What in the past has been a marginal Hollywood story is now becoming a center page item: Film productions are moving out of Hollywood. The story used to be that they were going to Canada. And although that is still true, the bigger and more immediate story is the explosion of film productions that are occurring in the south.

The secret of Louisiana and other southern states recent success is due in large part to a generous bevy of monetary incentives the states offer producers. Under state incentive packages, makers of feature films, television movies, documentaries, commercials, and short films receive rebates and tax breaks generally pegged to how many locals they hire and how much they spend locally.

Incentives matter to filmmakers.


Nia Long & Sandra Bullock shot "
Premonition" in Minden, Louisiana.

A group of small Los Angeles-based production companies probably wouldn't be filming in Georgia this summer without them, said David Koplan, one of the producers of the comedy film "Randy and the Mob." “It's a really big deal for a small movie. It can make the difference in [our] being able to come to a city or not” he said.

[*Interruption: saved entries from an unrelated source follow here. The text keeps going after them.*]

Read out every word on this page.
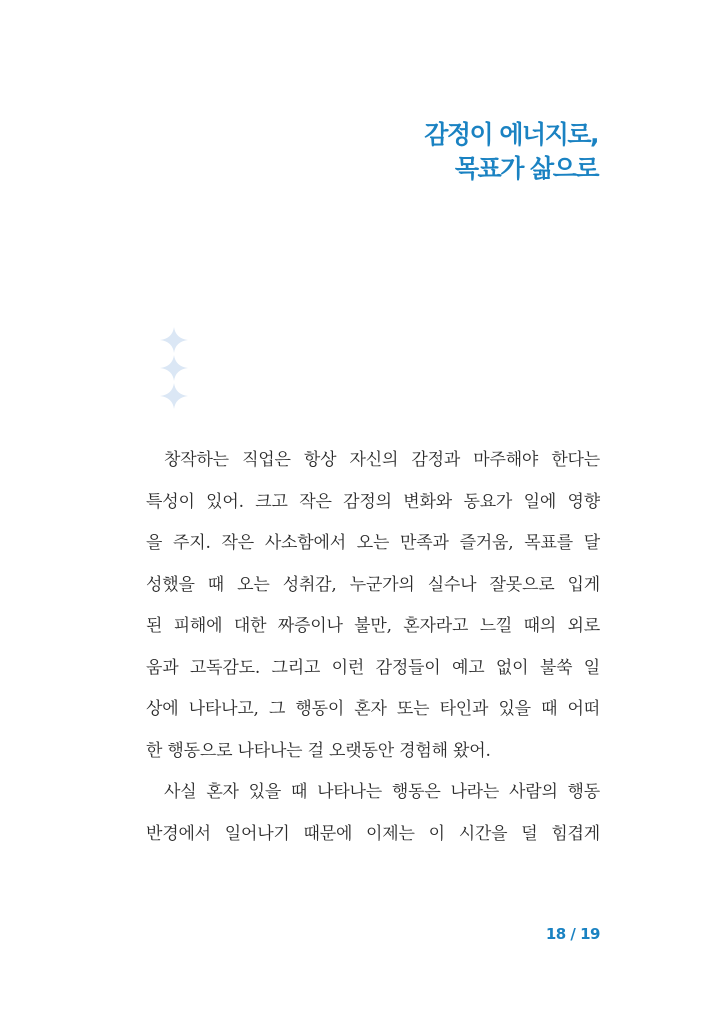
감정이 에너지로,
목표가 삶으로

창작하는 직업은 항상 자신의 감정과 마주해야 한다는

특성이 있어. 크고 작은 감정의 변화와 동요가 일에 영향

을 주지. 작은 사소함에서 오는 만족과 즐거움, 목표를 달

성했을 때 오는 성취감, 누군가의 실수나 잘못으로 입게

된 피해에 대한 짜증이나 불만, 혼자라고 느낄 때의 외로

움과 고독감도. 그리고 이런 감정들이 예고 없이 불쑥 일

상에 나타나고, 그 행동이 혼자 또는 타인과 있을 때 어떠

한 행동으로 나타나는 걸 오랫동안 경험해 왔어.

사실 혼자 있을 때 나타나는 행동은 나라는 사람의 행동

반경에서 일어나기 때문에 이제는 이 시간을 덜 힘겹게

18 / 19
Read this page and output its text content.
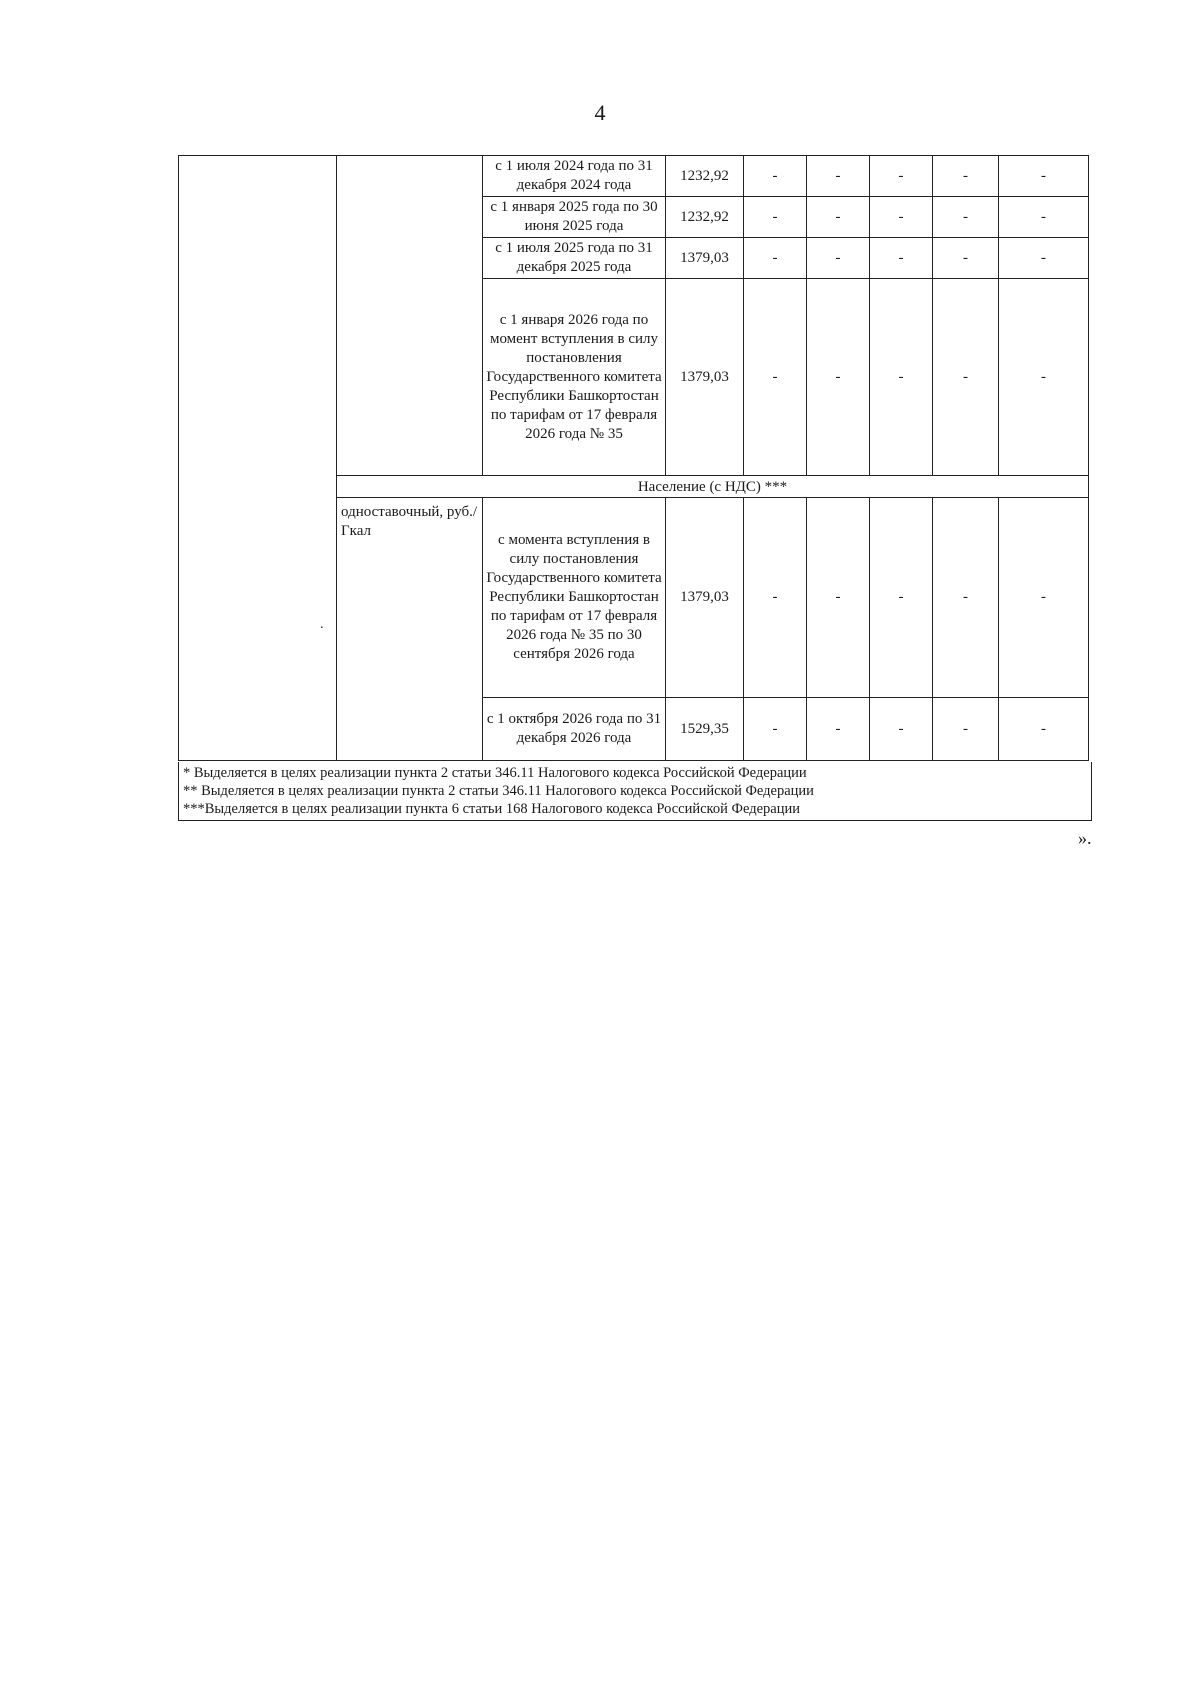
4
		с 1 июля 2024 года по 31 декабря 2024 года	1232,92	-	-	-	-	-
		с 1 января 2025 года по 30 июня 2025 года	1232,92	-	-	-	-	-
		с 1 июля 2025 года по 31 декабря 2025 года	1379,03	-	-	-	-	-
		с 1 января 2026 года по момент вступления в силу постановления Государственного комитета Республики Башкортостан по тарифам от 17 февраля 2026 года № 35	1379,03	-	-	-	-	-
	Население (с НДС) ***							
	одноставочный, руб./Гкал	с момента вступления в силу постановления Государственного комитета Республики Башкортостан по тарифам от 17 февраля 2026 года № 35 по 30 сентября 2026 года	1379,03	-	-	-	-	-
		с 1 октября 2026 года по 31 декабря 2026 года	1529,35	-	-	-	-	-
.
* Выделяется в целях реализации пункта 2 статьи 346.11 Налогового кодекса Российской Федерации
** Выделяется в целях реализации пункта 2 статьи 346.11 Налогового кодекса Российской Федерации
***Выделяется в целях реализации пункта 6 статьи 168 Налогового кодекса Российской Федерации
».
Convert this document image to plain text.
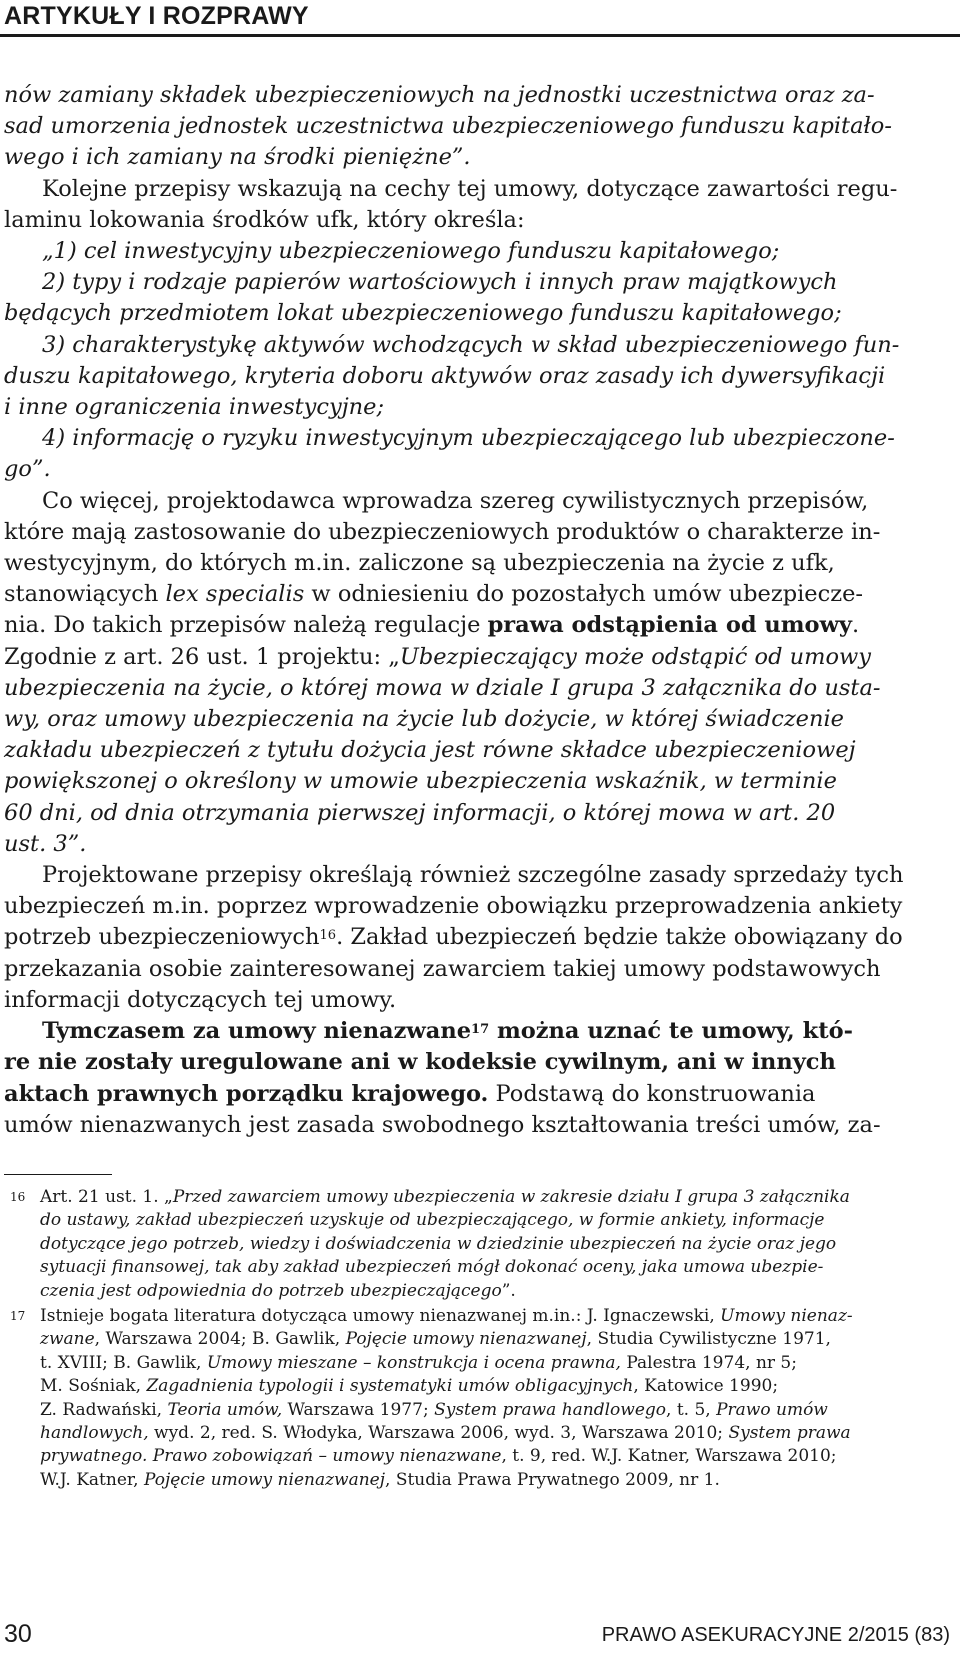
ARTYKUŁY I ROZPRAWY
nów zamiany składek ubezpieczeniowych na jednostki uczestnictwa oraz za-
sad umorzenia jednostek uczestnictwa ubezpieczeniowego funduszu kapitało-
wego i ich zamiany na środki pieniężne”.
Kolejne przepisy wskazują na cechy tej umowy, dotyczące zawartości regu-
laminu lokowania środków ufk, który określa:
„1) cel inwestycyjny ubezpieczeniowego funduszu kapitałowego;
2) typy i rodzaje papierów wartościowych i innych praw majątkowych
będących przedmiotem lokat ubezpieczeniowego funduszu kapitałowego;
3) charakterystykę aktywów wchodzących w skład ubezpieczeniowego fun-
duszu kapitałowego, kryteria doboru aktywów oraz zasady ich dywersyfikacji
i inne ograniczenia inwestycyjne;
4) informację o ryzyku inwestycyjnym ubezpieczającego lub ubezpieczone-
go”.
Co więcej, projektodawca wprowadza szereg cywilistycznych przepisów,
które mają zastosowanie do ubezpieczeniowych produktów o charakterze in-
westycyjnym, do których m.in. zaliczone są ubezpieczenia na życie z ufk,
stanowiących lex specialis w odniesieniu do pozostałych umów ubezpiecze-
nia. Do takich przepisów należą regulacje prawa odstąpienia od umowy.
Zgodnie z art. 26 ust. 1 projektu: „Ubezpieczający może odstąpić od umowy
ubezpieczenia na życie, o której mowa w dziale I grupa 3 załącznika do usta-
wy, oraz umowy ubezpieczenia na życie lub dożycie, w której świadczenie
zakładu ubezpieczeń z tytułu dożycia jest równe składce ubezpieczeniowej
powiększonej o określony w umowie ubezpieczenia wskaźnik, w terminie
60 dni, od dnia otrzymania pierwszej informacji, o której mowa w art. 20
ust. 3”.
Projektowane przepisy określają również szczególne zasady sprzedaży tych
ubezpieczeń m.in. poprzez wprowadzenie obowiązku przeprowadzenia ankiety
potrzeb ubezpieczeniowych$^{16}$. Zakład ubezpieczeń będzie także obowiązany do
przekazania osobie zainteresowanej zawarciem takiej umowy podstawowych
informacji dotyczących tej umowy.
Tymczasem za umowy nienazwane$^{17}$ można uznać te umowy, któ-
re nie zostały uregulowane ani w kodeksie cywilnym, ani w innych
aktach prawnych porządku krajowego. Podstawą do konstruowania
umów nienazwanych jest zasada swobodnego kształtowania treści umów, za-
16 Art. 21 ust. 1. „Przed zawarciem umowy ubezpieczenia w zakresie działu I grupa 3 załącznika
do ustawy, zakład ubezpieczeń uzyskuje od ubezpieczającego, w formie ankiety, informacje
dotyczące jego potrzeb, wiedzy i doświadczenia w dziedzinie ubezpieczeń na życie oraz jego
sytuacji finansowej, tak aby zakład ubezpieczeń mógł dokonać oceny, jaka umowa ubezpie-
czenia jest odpowiednia do potrzeb ubezpieczającego”.
17 Istnieje bogata literatura dotycząca umowy nienazwanej m.in.: J. Ignaczewski, Umowy nienaz-
zwane, Warszawa 2004; B. Gawlik, Pojęcie umowy nienazwanej, Studia Cywilistyczne 1971,
t. XVIII; B. Gawlik, Umowy mieszane – konstrukcja i ocena prawna, Palestra 1974, nr 5;
M. Sośniak, Zagadnienia typologii i systematyki umów obligacyjnych, Katowice 1990;
Z. Radwański, Teoria umów, Warszawa 1977; System prawa handlowego, t. 5, Prawo umów
handlowych, wyd. 2, red. S. Włodyka, Warszawa 2006, wyd. 3, Warszawa 2010; System prawa
prywatnego. Prawo zobowiązań – umowy nienazwane, t. 9, red. W.J. Katner, Warszawa 2010;
W.J. Katner, Pojęcie umowy nienazwanej, Studia Prawa Prywatnego 2009, nr 1.
30	PRAWO ASEKURACYJNE 2/2015 (83)
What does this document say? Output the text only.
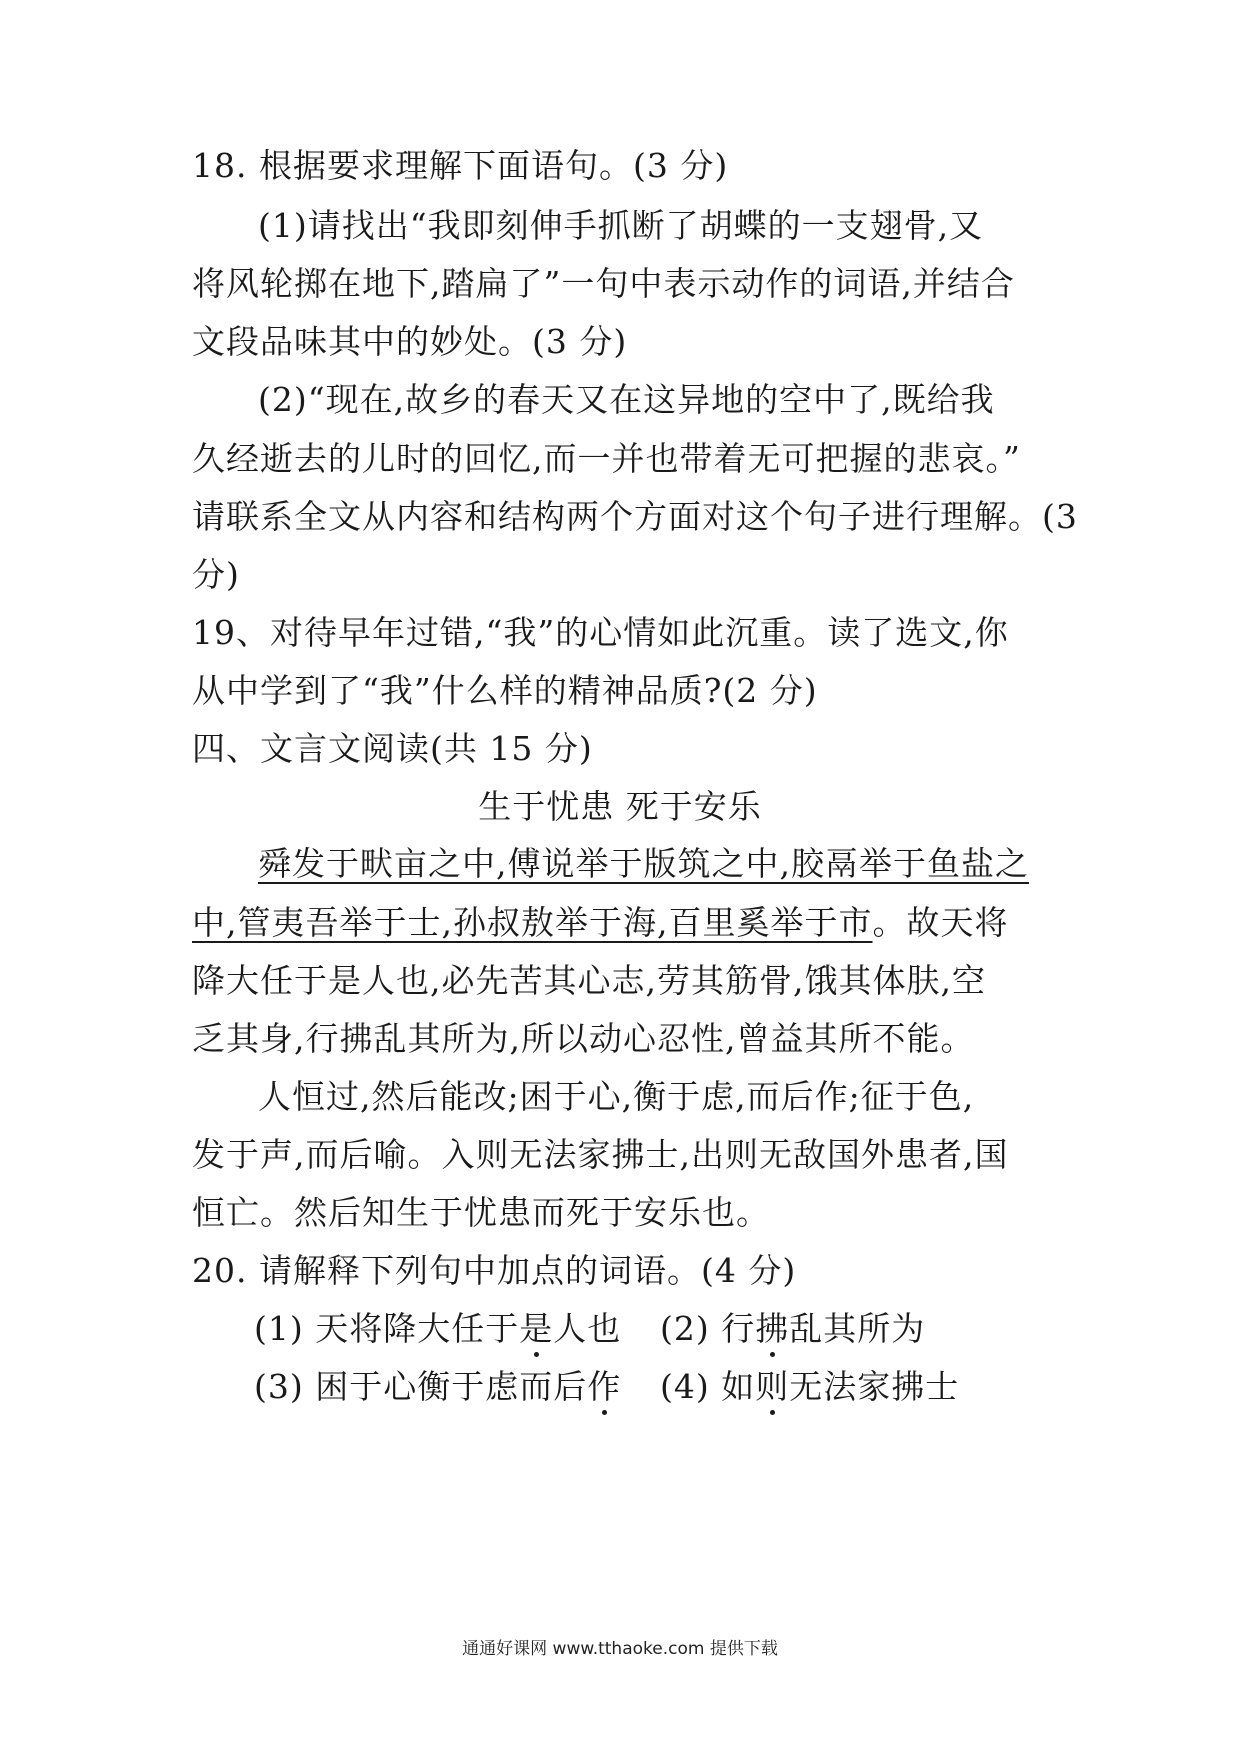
18. 根据要求理解下面语句。(3 分)
(1)请找出“我即刻伸手抓断了胡蝶的一支翅骨,又
将风轮掷在地下,踏扁了”一句中表示动作的词语,并结合
文段品味其中的妙处。(3 分)
(2)“现在,故乡的春天又在这异地的空中了,既给我
久经逝去的儿时的回忆,而一并也带着无可把握的悲哀。”
请联系全文从内容和结构两个方面对这个句子进行理解。(3
分)
19、对待早年过错,“我”的心情如此沉重。读了选文,你
从中学到了“我”什么样的精神品质?(2 分)
四、文言文阅读(共 15 分)
生于忧患 死于安乐
舜发于畎亩之中,傅说举于版筑之中,胶鬲举于鱼盐之
中,管夷吾举于士,孙叔敖举于海,百里奚举于市。故天将
降大任于是人也,必先苦其心志,劳其筋骨,饿其体肤,空
乏其身,行拂乱其所为,所以动心忍性,曾益其所不能。
人恒过,然后能改;困于心,衡于虑,而后作;征于色,
发于声,而后喻。入则无法家拂士,出则无敌国外患者,国
恒亡。然后知生于忧患而死于安乐也。
20. 请解释下列句中加点的词语。(4 分)
(1) 天将降大任于是人也 (2) 行拂乱其所为
(3) 困于心衡于虑而后作 (4) 如则无法家拂士
通通好课网 www.tthaoke.com 提供下载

But incentives alone aren't enough. Experienced workers, caterers, and camera and equipment rental houses are essential if incentives are to have any lasting effect. Low costs alone will not sustain a film industry. Consequently, Louisiana is beginning to amass just such an infrastructure of people, facilities, and suppliers as the state's film industry matures. Mississippi has set aside a 25-acre "Film Enterprise Zone" where work is scheduled to start this year on a film crew training center.

At least for now, the South is unlikely to ever rival Hollywood or New York as a center of the film and tv industry. But when stars like Queen Latifah, Julia Roberts, Diane Keaton, Nia Long, George Clooney, Brad Pitt, Sandra Bullock and the hundred of other Hollywood artisans take root in places like Shreveport, Louisiana, well, there is clearly a movement afoot.